Multi –Disciplinary Team in Autism Intervention
Child Psychiatrist
Child Neurologists
Pediatricians
Occupational Therapists
Speech – Therapists
Special Educators
The December 2016 inclusion of Autism under the Rights of Persons with Disability is a major step forward in the care of children with ASD in India. This mandates Union and State Governments to provide services , especially the early
developmental interventions for these children. The unfurling focus on District Early Intervention Centers under the Rashtriya Bal Swasthya Karyakram (RBSK) is being watched with hope by families and professionals alike. Even 4-5 years of delay in delivering on this plan will mean that a million children across the country would not receive the promised help and the society will face more challenges in their school ages over the coming years. There is an urgent need to rapidly develop these services using innovative ways to upscale available methods of interventions.

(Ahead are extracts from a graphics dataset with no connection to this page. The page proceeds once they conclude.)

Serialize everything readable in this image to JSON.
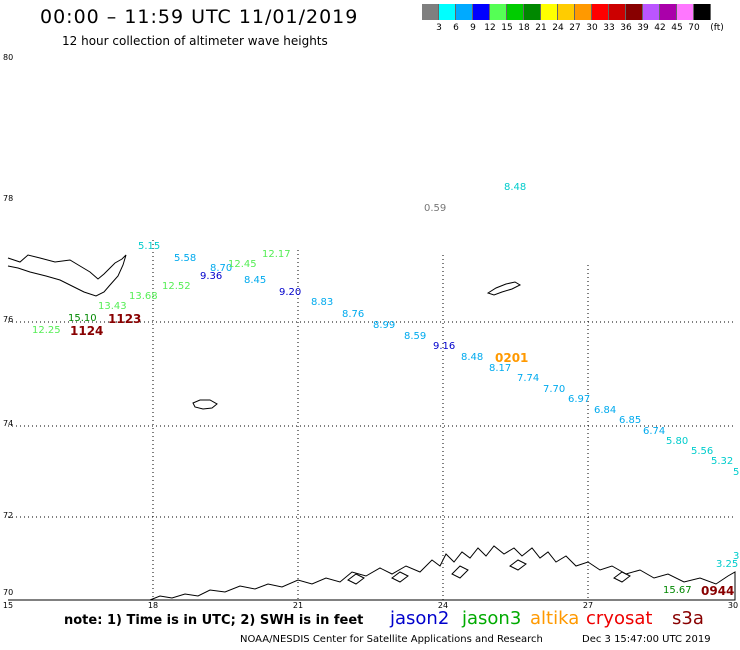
{
  "header": {
    "title": "00:00 – 11:59 UTC 11/01/2019",
    "subtitle": "12 hour collection of altimeter wave heights"
  },
  "color_scale": {
    "unit": "(ft)",
    "colors": [
      "#7f7f7f",
      "#00ffff",
      "#00aaff",
      "#0000ff",
      "#55ff55",
      "#00cc00",
      "#008800",
      "#ffff00",
      "#ffcc00",
      "#ff9900",
      "#ff0000",
      "#cc0000",
      "#880000",
      "#bb55ff",
      "#aa00aa",
      "#ff77ff",
      "#000000"
    ],
    "ticks": [
      "3",
      "6",
      "9",
      "12",
      "15",
      "18",
      "21",
      "24",
      "27",
      "30",
      "33",
      "36",
      "39",
      "42",
      "45",
      "70"
    ]
  },
  "map": {
    "lat_labels": [
      "80",
      "78",
      "76",
      "74",
      "72",
      "70"
    ],
    "lon_labels": [
      "15",
      "18",
      "21",
      "24",
      "27",
      "30"
    ]
  },
  "wave_heights": [
    {
      "v": "8.48",
      "c": "#00cccc"
    },
    {
      "v": "0.59",
      "c": "#777777"
    },
    {
      "v": "5.15",
      "c": "#00cccc"
    },
    {
      "v": "5.58",
      "c": "#00aaee"
    },
    {
      "v": "8.70",
      "c": "#00aaee"
    },
    {
      "v": "12.45",
      "c": "#55ee55"
    },
    {
      "v": "12.17",
      "c": "#55ee55"
    },
    {
      "v": "9.36",
      "c": "#0000cc"
    },
    {
      "v": "8.45",
      "c": "#00aaee"
    },
    {
      "v": "12.52",
      "c": "#55ee55"
    },
    {
      "v": "9.20",
      "c": "#0000cc"
    },
    {
      "v": "13.68",
      "c": "#55ee55"
    },
    {
      "v": "8.83",
      "c": "#00aaee"
    },
    {
      "v": "13.43",
      "c": "#55ee55"
    },
    {
      "v": "8.76",
      "c": "#00aaee"
    },
    {
      "v": "15.10",
      "c": "#008800"
    },
    {
      "v": "8.99",
      "c": "#00aaee"
    },
    {
      "v": "12.25",
      "c": "#55ee55"
    },
    {
      "v": "8.59",
      "c": "#00aaee"
    },
    {
      "v": "9.16",
      "c": "#0000cc"
    },
    {
      "v": "8.48",
      "c": "#00aaee"
    },
    {
      "v": "8.17",
      "c": "#00aaee"
    },
    {
      "v": "7.74",
      "c": "#00aaee"
    },
    {
      "v": "7.70",
      "c": "#00aaee"
    },
    {
      "v": "6.97",
      "c": "#00aaee"
    },
    {
      "v": "6.84",
      "c": "#00aaee"
    },
    {
      "v": "6.85",
      "c": "#00aaee"
    },
    {
      "v": "6.74",
      "c": "#00aaee"
    },
    {
      "v": "5.80",
      "c": "#00cccc"
    },
    {
      "v": "5.56",
      "c": "#00cccc"
    },
    {
      "v": "5.32",
      "c": "#00cccc"
    },
    {
      "v": "5",
      "c": "#00cccc"
    },
    {
      "v": "3",
      "c": "#00cccc"
    },
    {
      "v": "3.25",
      "c": "#00cccc"
    },
    {
      "v": "15.67",
      "c": "#008800"
    }
  ],
  "pass_times": [
    {
      "t": "1123",
      "c": "#880000"
    },
    {
      "t": "1124",
      "c": "#880000"
    },
    {
      "t": "0201",
      "c": "#ff9900"
    },
    {
      "t": "0944",
      "c": "#880000"
    }
  ],
  "footer": {
    "note": "note: 1) Time is in UTC; 2) SWH is in feet",
    "legend": [
      {
        "name": "jason2",
        "color": "#0000cc"
      },
      {
        "name": "jason3",
        "color": "#00aa00"
      },
      {
        "name": "altika",
        "color": "#ff9900"
      },
      {
        "name": "cryosat",
        "color": "#ee0000"
      },
      {
        "name": "s3a",
        "color": "#880000"
      }
    ],
    "credit": "NOAA/NESDIS Center for Satellite Applications and Research",
    "date": "Dec  3 15:47:00 UTC 2019"
  }
}
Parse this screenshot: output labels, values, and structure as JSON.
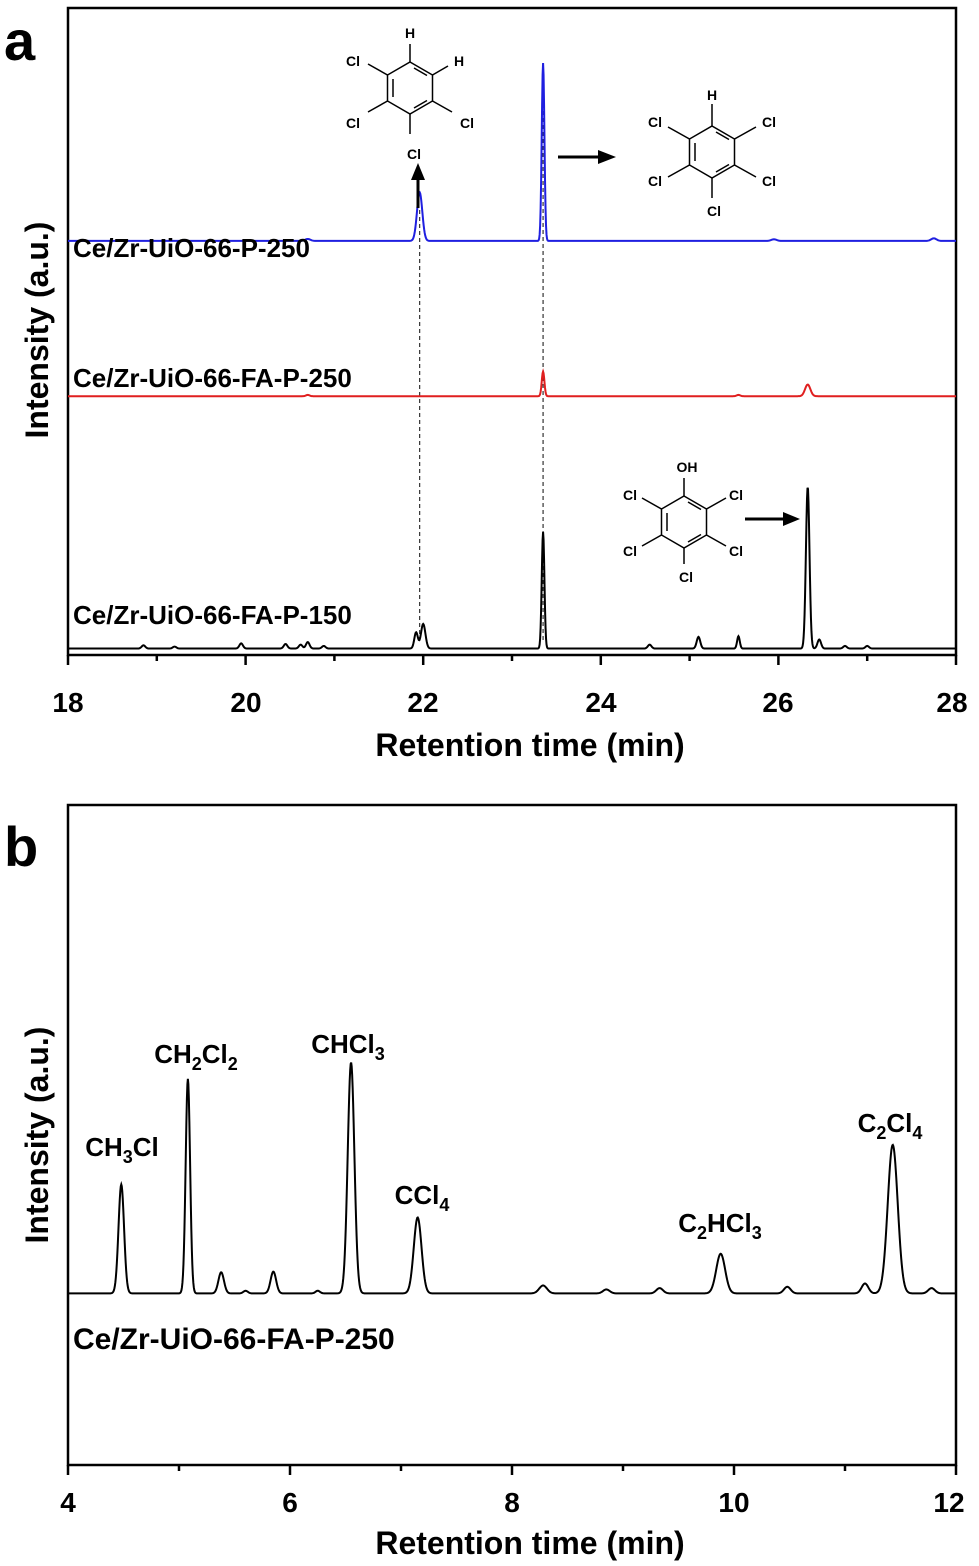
{
  "colors": {
    "blue": "#1f1fe0",
    "red": "#e01f1f",
    "black": "#000000",
    "axis": "#000000"
  },
  "chart_data": [
    {
      "type": "line",
      "panel_letter": "a",
      "xlabel": "Retention time (min)",
      "ylabel": "Intensity (a.u.)",
      "xlim": [
        18,
        28
      ],
      "x_ticks": [
        "18",
        "20",
        "22",
        "24",
        "26",
        "28"
      ],
      "ylim": [
        0,
        100
      ],
      "y_ticks_labeled": false,
      "grid": false,
      "series": [
        {
          "name": "Ce/Zr-UiO-66-P-250",
          "color": "#1f1fe0",
          "baseline": 64,
          "peaks": [
            {
              "x": 21.96,
              "height": 7.5,
              "width": 0.03
            },
            {
              "x": 23.35,
              "height": 27.5,
              "width": 0.015
            },
            {
              "x": 20.7,
              "height": 0.3,
              "width": 0.03
            },
            {
              "x": 25.95,
              "height": 0.25,
              "width": 0.03
            },
            {
              "x": 27.75,
              "height": 0.4,
              "width": 0.03
            }
          ]
        },
        {
          "name": "Ce/Zr-UiO-66-FA-P-250",
          "color": "#e01f1f",
          "baseline": 40,
          "peaks": [
            {
              "x": 23.35,
              "height": 3.8,
              "width": 0.015
            },
            {
              "x": 26.33,
              "height": 1.8,
              "width": 0.03
            },
            {
              "x": 25.55,
              "height": 0.2,
              "width": 0.02
            },
            {
              "x": 20.7,
              "height": 0.2,
              "width": 0.02
            }
          ]
        },
        {
          "name": "Ce/Zr-UiO-66-FA-P-150",
          "color": "#000000",
          "baseline": 1,
          "peaks": [
            {
              "x": 18.85,
              "height": 0.5,
              "width": 0.02
            },
            {
              "x": 19.2,
              "height": 0.3,
              "width": 0.02
            },
            {
              "x": 19.95,
              "height": 0.8,
              "width": 0.02
            },
            {
              "x": 20.45,
              "height": 0.7,
              "width": 0.02
            },
            {
              "x": 20.62,
              "height": 0.6,
              "width": 0.02
            },
            {
              "x": 20.7,
              "height": 1.0,
              "width": 0.02
            },
            {
              "x": 20.88,
              "height": 0.4,
              "width": 0.02
            },
            {
              "x": 21.92,
              "height": 2.5,
              "width": 0.02
            },
            {
              "x": 22.0,
              "height": 3.8,
              "width": 0.025
            },
            {
              "x": 23.35,
              "height": 18,
              "width": 0.015
            },
            {
              "x": 24.55,
              "height": 0.6,
              "width": 0.02
            },
            {
              "x": 25.1,
              "height": 1.8,
              "width": 0.02
            },
            {
              "x": 25.55,
              "height": 1.9,
              "width": 0.015
            },
            {
              "x": 26.33,
              "height": 25,
              "width": 0.02
            },
            {
              "x": 26.46,
              "height": 1.4,
              "width": 0.02
            },
            {
              "x": 26.75,
              "height": 0.4,
              "width": 0.02
            },
            {
              "x": 27.0,
              "height": 0.4,
              "width": 0.02
            }
          ]
        }
      ],
      "annotations": {
        "dashed_lines_x": [
          21.96,
          23.35
        ],
        "molecules": [
          "tetrachlorobenzene",
          "pentachlorobenzene",
          "pentachlorophenol"
        ],
        "atoms": {
          "cl": "Cl",
          "h": "H",
          "oh": "OH"
        }
      }
    },
    {
      "type": "line",
      "panel_letter": "b",
      "xlabel": "Retention time (min)",
      "ylabel": "Intensity (a.u.)",
      "xlim": [
        4,
        12
      ],
      "x_ticks": [
        "4",
        "6",
        "8",
        "10",
        "12"
      ],
      "ylim": [
        0,
        100
      ],
      "y_ticks_labeled": false,
      "grid": false,
      "series": [
        {
          "name": "Ce/Zr-UiO-66-FA-P-250",
          "color": "#000000",
          "baseline": 26,
          "peaks": [
            {
              "x": 4.48,
              "height": 16.5,
              "width": 0.025
            },
            {
              "x": 5.08,
              "height": 32.5,
              "width": 0.02
            },
            {
              "x": 5.38,
              "height": 3.2,
              "width": 0.025
            },
            {
              "x": 5.6,
              "height": 0.4,
              "width": 0.02
            },
            {
              "x": 5.85,
              "height": 3.3,
              "width": 0.025
            },
            {
              "x": 6.25,
              "height": 0.4,
              "width": 0.02
            },
            {
              "x": 6.55,
              "height": 35,
              "width": 0.03
            },
            {
              "x": 7.15,
              "height": 11.5,
              "width": 0.035
            },
            {
              "x": 8.28,
              "height": 1.2,
              "width": 0.035
            },
            {
              "x": 8.85,
              "height": 0.6,
              "width": 0.03
            },
            {
              "x": 9.33,
              "height": 0.8,
              "width": 0.03
            },
            {
              "x": 9.88,
              "height": 6.0,
              "width": 0.04
            },
            {
              "x": 10.48,
              "height": 1.0,
              "width": 0.03
            },
            {
              "x": 11.18,
              "height": 1.5,
              "width": 0.03
            },
            {
              "x": 11.43,
              "height": 22.5,
              "width": 0.045
            },
            {
              "x": 11.78,
              "height": 0.8,
              "width": 0.03
            }
          ]
        }
      ],
      "peak_labels": [
        {
          "main": "CH",
          "sub": "3",
          "rest": "Cl",
          "x": 4.48
        },
        {
          "main": "CH",
          "sub": "2",
          "rest": "Cl",
          "sub2": "2",
          "x": 5.08
        },
        {
          "main": "CHCl",
          "sub": "3",
          "x": 6.55
        },
        {
          "main": "CCl",
          "sub": "4",
          "x": 7.15
        },
        {
          "main": "C",
          "sub": "2",
          "rest": "HCl",
          "sub2": "3",
          "x": 9.88
        },
        {
          "main": "C",
          "sub": "2",
          "rest": "Cl",
          "sub2": "4",
          "x": 11.43
        }
      ]
    }
  ]
}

Currently, evidence-informed psychopharmacology remains focused on difficult behaviours and comorbid conditions rather than correcting the primary symptoms. However, treating associated difficulties significantly helps conduct of ongoing therapies. There is a need to effectively address epilepsy and neurological conditions as these improve outcomes overall. Exciting avenues that can modify primary ASD symptoms are being explored.
Autism remains a fascinating condition for all health professionals. Understanding autism, understanding human social cognition and child development may be all referring to the same set of challenges.